June 29 - July 5 -- the week that includes the first
July 6 - 12 -- the first week that is all the way into the month
The second week is just the 7 days following the first right?
What span is the last week of the month?
July 27 - Aug 2 -- ditto but the last day
July 20 - 26 -- ditto but the last week
Non wiki comments welcome
There is no answer because it varies even inside a country.
However, this source seems to think it's defined by the ISO standard as the first week that contains a thursday. However the above source says that the ISO standard does not list a specification for 'first week of the month'
More than 300 chars - sorry!
The ISO 8601 standard defines the first week of the YEAR as:
calendar week number
ordinal number which identifies a calendar week within its calendar year according to the rule that the first
calendar week of a year is that one which includes the first Thursday of that year and that the last calendar
week of a calendar year is the week immediately preceding the first calendar week of the next calendar year
There is nothing in ISO 8601 about the first week of the month because, as has been noted, the definition varies by country (and even by company, for example). Oh, and the standard says that weeks start on Monday.
If you are building a library, you should allow the user to choose how they want to handle it either by having methods that return the first/last full/partial week of the month or by passing an argument that indicates whether you want the full/partial week. Clearly document whichever is the default if you provide methods that don't require the specification.

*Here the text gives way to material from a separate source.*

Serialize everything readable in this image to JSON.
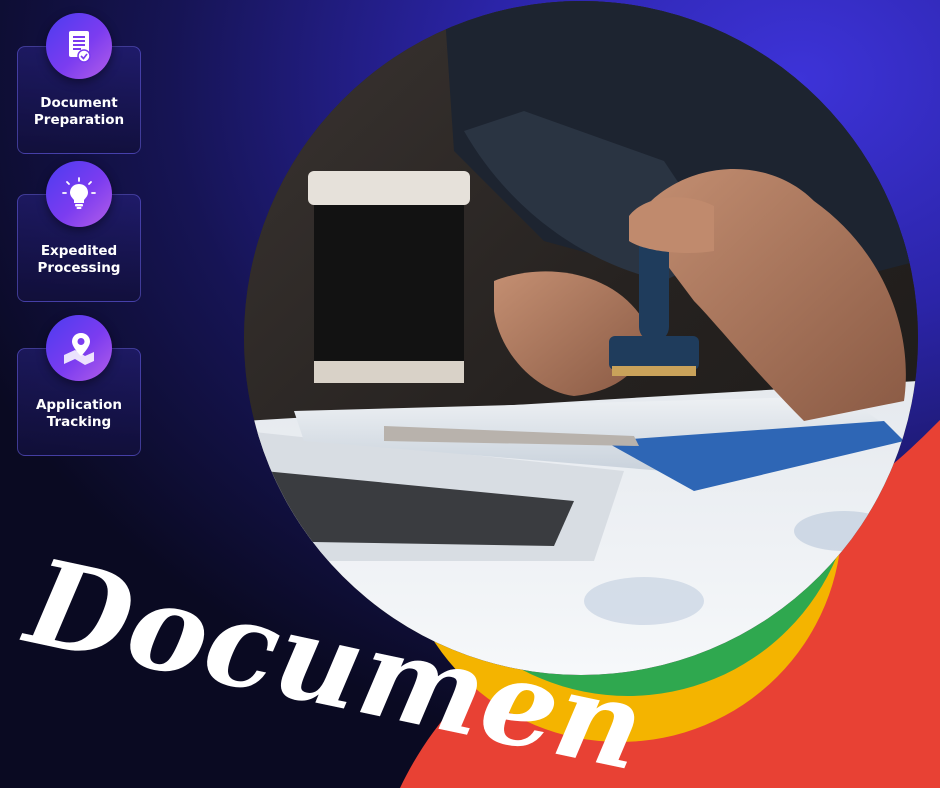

public Week GetFirstFullWeekOfMonth( DateTime forDate ) { }
public Week GetFirstPartialWeekOfMonth( DateTime forDate ) { }
Or
public Week GetFirstWeekOfMonth( DateTime forDate, bool includePartial ) {}
The first week of the month is the first week that is all the way int the month
July 6 - 12
The first week of the month is the week that includes the first
June 29 - July 5
The last week of the month is the week that includes the last day
July 27 - Aug 2
The last week of the month is the last week that is all the way int the month
July 20 - 26
My definition would be the first week is the week of the first working day in the month,
and likewise the last week is the week of the last working day in the month.
The first week of the month is the first week that owns 4 or more days of the defined week period. (Not really but I thought I'd throw it in as an option)

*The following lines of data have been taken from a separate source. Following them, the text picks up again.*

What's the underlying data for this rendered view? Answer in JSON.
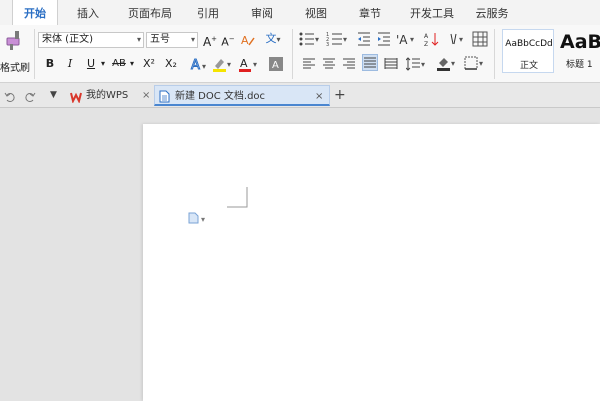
{
  "menu": {
    "tabs": [
      "开始",
      "插入",
      "页面布局",
      "引用",
      "审阅",
      "视图",
      "章节",
      "开发工具",
      "云服务"
    ],
    "active_index": 0
  },
  "ribbon": {
    "format_painter_label": "格式刷",
    "font_name": "宋体 (正文)",
    "font_size": "五号",
    "bold": "B",
    "italic": "I",
    "underline": "U",
    "strike": "AB",
    "superscript": "X²",
    "subscript": "X₂",
    "style_normal_preview": "AaBbCcDd",
    "style_normal_label": "正文",
    "style_heading_preview": "AaB",
    "style_heading_label": "标题 1"
  },
  "doc_tabs": {
    "home_tab": "我的WPS",
    "active_tab": "新建 DOC 文档.doc",
    "add": "+",
    "close": "×"
  },
  "colors": {
    "accent": "#2b6fc4",
    "wps_red": "#d9372b",
    "font_color_red": "#e02020",
    "highlight_yellow": "#f5e400"
  }
}
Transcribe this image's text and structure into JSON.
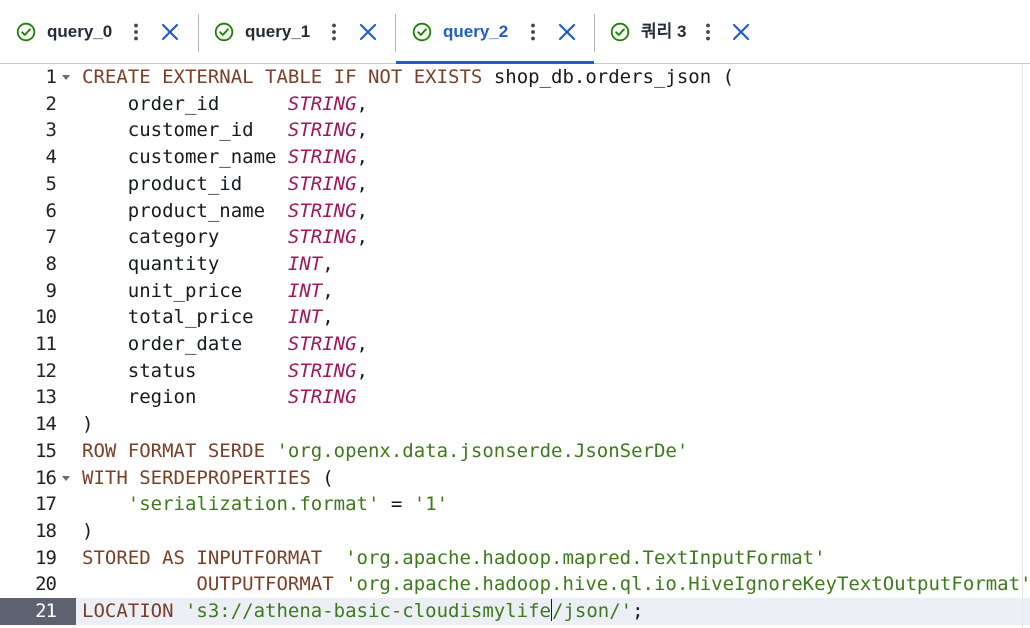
{
  "tabs": [
    {
      "label": "query_0",
      "status": "success",
      "active": false
    },
    {
      "label": "query_1",
      "status": "success",
      "active": false
    },
    {
      "label": "query_2",
      "status": "success",
      "active": true
    },
    {
      "label": "쿼리 3",
      "status": "success",
      "active": false
    }
  ],
  "colors": {
    "keyword": "#7b3f27",
    "type": "#a0175e",
    "string": "#3d7a1b",
    "active_tab": "#1f5fc4",
    "current_line_gutter": "#5e6170"
  },
  "editor": {
    "current_line": 21,
    "fold_lines": [
      1,
      16
    ],
    "lines": [
      {
        "n": "1",
        "tokens": [
          [
            "kw",
            "CREATE EXTERNAL TABLE IF NOT EXISTS "
          ],
          [
            "id",
            "shop_db.orders_json ("
          ]
        ]
      },
      {
        "n": "2",
        "tokens": [
          [
            "id",
            "    order_id      "
          ],
          [
            "ty",
            "STRING"
          ],
          [
            "id",
            ","
          ]
        ]
      },
      {
        "n": "3",
        "tokens": [
          [
            "id",
            "    customer_id   "
          ],
          [
            "ty",
            "STRING"
          ],
          [
            "id",
            ","
          ]
        ]
      },
      {
        "n": "4",
        "tokens": [
          [
            "id",
            "    customer_name "
          ],
          [
            "ty",
            "STRING"
          ],
          [
            "id",
            ","
          ]
        ]
      },
      {
        "n": "5",
        "tokens": [
          [
            "id",
            "    product_id    "
          ],
          [
            "ty",
            "STRING"
          ],
          [
            "id",
            ","
          ]
        ]
      },
      {
        "n": "6",
        "tokens": [
          [
            "id",
            "    product_name  "
          ],
          [
            "ty",
            "STRING"
          ],
          [
            "id",
            ","
          ]
        ]
      },
      {
        "n": "7",
        "tokens": [
          [
            "id",
            "    category      "
          ],
          [
            "ty",
            "STRING"
          ],
          [
            "id",
            ","
          ]
        ]
      },
      {
        "n": "8",
        "tokens": [
          [
            "id",
            "    quantity      "
          ],
          [
            "ty",
            "INT"
          ],
          [
            "id",
            ","
          ]
        ]
      },
      {
        "n": "9",
        "tokens": [
          [
            "id",
            "    unit_price    "
          ],
          [
            "ty",
            "INT"
          ],
          [
            "id",
            ","
          ]
        ]
      },
      {
        "n": "10",
        "tokens": [
          [
            "id",
            "    total_price   "
          ],
          [
            "ty",
            "INT"
          ],
          [
            "id",
            ","
          ]
        ]
      },
      {
        "n": "11",
        "tokens": [
          [
            "id",
            "    order_date    "
          ],
          [
            "ty",
            "STRING"
          ],
          [
            "id",
            ","
          ]
        ]
      },
      {
        "n": "12",
        "tokens": [
          [
            "id",
            "    status        "
          ],
          [
            "ty",
            "STRING"
          ],
          [
            "id",
            ","
          ]
        ]
      },
      {
        "n": "13",
        "tokens": [
          [
            "id",
            "    region        "
          ],
          [
            "ty",
            "STRING"
          ]
        ]
      },
      {
        "n": "14",
        "tokens": [
          [
            "id",
            ")"
          ]
        ]
      },
      {
        "n": "15",
        "tokens": [
          [
            "kw",
            "ROW FORMAT SERDE "
          ],
          [
            "str",
            "'org.openx.data.jsonserde.JsonSerDe'"
          ]
        ]
      },
      {
        "n": "16",
        "tokens": [
          [
            "kw",
            "WITH SERDEPROPERTIES "
          ],
          [
            "id",
            "("
          ]
        ]
      },
      {
        "n": "17",
        "tokens": [
          [
            "id",
            "    "
          ],
          [
            "str",
            "'serialization.format'"
          ],
          [
            "id",
            " = "
          ],
          [
            "str",
            "'1'"
          ]
        ]
      },
      {
        "n": "18",
        "tokens": [
          [
            "id",
            ")"
          ]
        ]
      },
      {
        "n": "19",
        "tokens": [
          [
            "kw",
            "STORED AS INPUTFORMAT  "
          ],
          [
            "str",
            "'org.apache.hadoop.mapred.TextInputFormat'"
          ]
        ]
      },
      {
        "n": "20",
        "tokens": [
          [
            "kw",
            "          OUTPUTFORMAT "
          ],
          [
            "str",
            "'org.apache.hadoop.hive.ql.io.HiveIgnoreKeyTextOutputFormat'"
          ]
        ]
      },
      {
        "n": "21",
        "tokens": [
          [
            "kw",
            "LOCATION "
          ],
          [
            "str",
            "'s3://athena-basic-cloudismylife"
          ],
          [
            "cursor",
            ""
          ],
          [
            "str",
            "/json/'"
          ],
          [
            "id",
            ";"
          ]
        ]
      }
    ]
  }
}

The first week of the month is week 0 - the week that has the first day of the month.
The last week is the week with the last day of the month
Hence the weeknumber of the last week of july IS THE SAME as the weeknumber of the first week of august
** UNLESS **
the month in question ends on the last day of the last week, in wich case the following month would start on the first day of the new week and have a different weeknumber
:)
There's a fairly obvious option you are missing. The first week of the month is the seven days starting with the first day of the month. Hence, in your example, the first week would be Tuesday, the 1st through Monday, the 7th. This way, the first through 4th weeks would always be fully contained within the month, and only the 5th week would cross over.
Talk to your users and ask them what they think it means when the program says to them "First week of the month" and "Last week of the month".